This paper: An Interactive Identification Scheme Based on Discrete Logarithms and Factoring requires generating primes $p$ with the following special format:
We choose $p$ with the property that $p - 1$ has at least two large prime factors, so that the factorization of $p - 1$ is hard to recover.
Two questions that arise:
- How to formally define that a number has at least two large prime factors?
- Are there infinitely many such numbers, and are they easy to find?
I wrote a simple Python 3 program to test this (requires gmpy2 and secrets modules). Admittedly, it doesn't prove anything, but it gives me some reassurance that such primes are abundant.
It runs 100 times, generates two random 512-bit primes $s$ and $t$, and tests whether $p = j\times s \times t + 1$ is a prime, for a small $j$ in $\{1,\ldots,10000\}$.
While the format of $p$ in the program is more restricted than what the paper defines, the program runs quite fast, and is able to generate the required prime all the time (this holds at least for all the executions I did).

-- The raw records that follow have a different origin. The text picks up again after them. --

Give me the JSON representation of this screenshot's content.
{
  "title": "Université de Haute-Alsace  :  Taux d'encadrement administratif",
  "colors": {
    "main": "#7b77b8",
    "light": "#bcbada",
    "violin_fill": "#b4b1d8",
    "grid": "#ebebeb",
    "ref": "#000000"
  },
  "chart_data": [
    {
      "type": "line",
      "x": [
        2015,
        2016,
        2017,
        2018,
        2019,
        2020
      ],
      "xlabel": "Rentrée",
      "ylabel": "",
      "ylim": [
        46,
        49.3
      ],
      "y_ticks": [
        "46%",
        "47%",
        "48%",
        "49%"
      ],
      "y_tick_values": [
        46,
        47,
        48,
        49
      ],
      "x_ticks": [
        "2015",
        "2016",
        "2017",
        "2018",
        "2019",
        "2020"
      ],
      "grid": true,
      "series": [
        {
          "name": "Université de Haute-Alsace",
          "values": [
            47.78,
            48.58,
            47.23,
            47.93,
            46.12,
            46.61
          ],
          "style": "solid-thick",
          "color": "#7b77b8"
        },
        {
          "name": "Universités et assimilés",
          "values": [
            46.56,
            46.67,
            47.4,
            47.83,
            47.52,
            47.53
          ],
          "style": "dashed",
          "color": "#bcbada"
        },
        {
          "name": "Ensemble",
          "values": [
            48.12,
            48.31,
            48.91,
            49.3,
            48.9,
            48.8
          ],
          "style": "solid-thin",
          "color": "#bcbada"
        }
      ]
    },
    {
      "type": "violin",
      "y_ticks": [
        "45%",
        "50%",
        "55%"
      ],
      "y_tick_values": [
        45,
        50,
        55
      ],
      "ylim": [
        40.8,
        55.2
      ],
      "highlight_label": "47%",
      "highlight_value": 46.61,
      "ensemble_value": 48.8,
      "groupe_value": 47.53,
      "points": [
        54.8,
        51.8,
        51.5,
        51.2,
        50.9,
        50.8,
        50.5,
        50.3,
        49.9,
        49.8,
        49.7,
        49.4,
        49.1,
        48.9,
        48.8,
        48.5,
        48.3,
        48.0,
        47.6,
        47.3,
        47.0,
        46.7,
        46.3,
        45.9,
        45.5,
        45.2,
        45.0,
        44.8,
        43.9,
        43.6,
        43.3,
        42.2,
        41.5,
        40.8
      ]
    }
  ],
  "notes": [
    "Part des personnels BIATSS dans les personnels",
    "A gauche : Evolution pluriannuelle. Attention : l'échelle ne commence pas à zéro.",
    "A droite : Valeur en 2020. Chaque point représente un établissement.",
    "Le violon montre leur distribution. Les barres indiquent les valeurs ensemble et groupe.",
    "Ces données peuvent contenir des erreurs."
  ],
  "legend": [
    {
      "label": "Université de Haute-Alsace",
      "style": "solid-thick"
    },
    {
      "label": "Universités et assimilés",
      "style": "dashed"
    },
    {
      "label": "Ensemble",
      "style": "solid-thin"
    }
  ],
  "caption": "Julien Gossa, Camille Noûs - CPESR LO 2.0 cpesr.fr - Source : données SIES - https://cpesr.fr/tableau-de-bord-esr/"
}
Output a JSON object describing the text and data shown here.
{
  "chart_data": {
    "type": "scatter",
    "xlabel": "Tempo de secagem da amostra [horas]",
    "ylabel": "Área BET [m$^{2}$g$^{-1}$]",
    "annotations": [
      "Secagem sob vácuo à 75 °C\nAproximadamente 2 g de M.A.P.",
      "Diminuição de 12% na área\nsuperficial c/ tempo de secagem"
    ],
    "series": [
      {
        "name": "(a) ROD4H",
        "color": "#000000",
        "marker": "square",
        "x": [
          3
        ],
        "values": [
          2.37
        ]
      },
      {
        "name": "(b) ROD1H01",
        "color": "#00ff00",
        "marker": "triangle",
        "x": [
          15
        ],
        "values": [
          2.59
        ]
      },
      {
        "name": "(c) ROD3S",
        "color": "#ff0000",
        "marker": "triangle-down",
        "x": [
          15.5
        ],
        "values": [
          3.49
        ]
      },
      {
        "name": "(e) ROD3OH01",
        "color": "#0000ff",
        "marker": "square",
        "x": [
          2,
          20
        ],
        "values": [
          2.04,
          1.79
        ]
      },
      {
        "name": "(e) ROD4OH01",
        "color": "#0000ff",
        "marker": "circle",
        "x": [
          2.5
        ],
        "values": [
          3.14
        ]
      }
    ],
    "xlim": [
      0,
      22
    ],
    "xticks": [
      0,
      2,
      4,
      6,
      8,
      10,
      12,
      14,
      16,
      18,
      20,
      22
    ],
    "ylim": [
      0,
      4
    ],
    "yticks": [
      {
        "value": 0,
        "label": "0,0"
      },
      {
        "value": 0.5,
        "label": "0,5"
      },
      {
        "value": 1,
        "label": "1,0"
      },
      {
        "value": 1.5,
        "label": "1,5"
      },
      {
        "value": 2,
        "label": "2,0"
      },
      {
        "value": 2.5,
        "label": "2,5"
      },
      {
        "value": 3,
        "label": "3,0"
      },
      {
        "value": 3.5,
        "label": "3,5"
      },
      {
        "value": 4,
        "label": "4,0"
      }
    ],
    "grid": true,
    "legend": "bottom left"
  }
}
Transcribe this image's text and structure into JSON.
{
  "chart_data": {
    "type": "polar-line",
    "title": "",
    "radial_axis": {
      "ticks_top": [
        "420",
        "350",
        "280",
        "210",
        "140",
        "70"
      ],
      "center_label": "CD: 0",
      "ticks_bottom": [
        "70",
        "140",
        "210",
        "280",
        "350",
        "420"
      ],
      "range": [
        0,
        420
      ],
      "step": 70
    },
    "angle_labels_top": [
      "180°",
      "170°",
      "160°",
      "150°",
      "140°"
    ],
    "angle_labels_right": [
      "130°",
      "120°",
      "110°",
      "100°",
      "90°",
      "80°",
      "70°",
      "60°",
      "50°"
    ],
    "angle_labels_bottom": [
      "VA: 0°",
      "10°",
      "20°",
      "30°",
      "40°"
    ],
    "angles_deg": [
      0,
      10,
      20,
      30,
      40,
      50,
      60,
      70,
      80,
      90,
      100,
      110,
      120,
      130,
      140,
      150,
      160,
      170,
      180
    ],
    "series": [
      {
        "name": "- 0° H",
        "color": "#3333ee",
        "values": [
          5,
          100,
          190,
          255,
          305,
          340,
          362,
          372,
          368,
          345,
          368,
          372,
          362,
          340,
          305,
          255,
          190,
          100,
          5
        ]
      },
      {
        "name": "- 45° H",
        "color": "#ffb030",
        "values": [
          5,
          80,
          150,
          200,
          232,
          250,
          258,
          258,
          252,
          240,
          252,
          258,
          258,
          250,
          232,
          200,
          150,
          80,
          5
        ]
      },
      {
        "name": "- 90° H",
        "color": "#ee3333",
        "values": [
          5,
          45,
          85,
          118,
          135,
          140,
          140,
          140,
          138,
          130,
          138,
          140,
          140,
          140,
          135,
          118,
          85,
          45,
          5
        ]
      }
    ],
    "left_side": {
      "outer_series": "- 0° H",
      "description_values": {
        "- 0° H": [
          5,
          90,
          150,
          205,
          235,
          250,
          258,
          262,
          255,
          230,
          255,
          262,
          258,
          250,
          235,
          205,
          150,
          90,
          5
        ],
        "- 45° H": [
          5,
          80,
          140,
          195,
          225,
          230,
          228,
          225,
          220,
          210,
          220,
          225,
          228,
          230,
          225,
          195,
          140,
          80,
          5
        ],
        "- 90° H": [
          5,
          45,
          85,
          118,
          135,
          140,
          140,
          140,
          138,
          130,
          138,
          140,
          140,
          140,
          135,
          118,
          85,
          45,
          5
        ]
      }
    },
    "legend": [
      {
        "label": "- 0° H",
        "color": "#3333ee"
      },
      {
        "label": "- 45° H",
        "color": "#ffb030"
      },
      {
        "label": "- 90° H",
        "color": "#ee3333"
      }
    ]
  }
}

from gmpy2 import next_prime, is_prime
from secrets import randbits
for i in range(100):
s = next_prime(randbits(512))
t = next_prime(randbits(512))
for j in range(1, 10000):
p = j * s * t + 1
if (is_prime(p)):
print(i, j)
break
Edit: One way to formalize item 1 is to require that $p-1$ has at most $C$ prime factors, where $C$ is a constant. This MathOverflow answer states that it follows from the sieve theory that there is a small constant C (like 6). Does anyone know the exact result?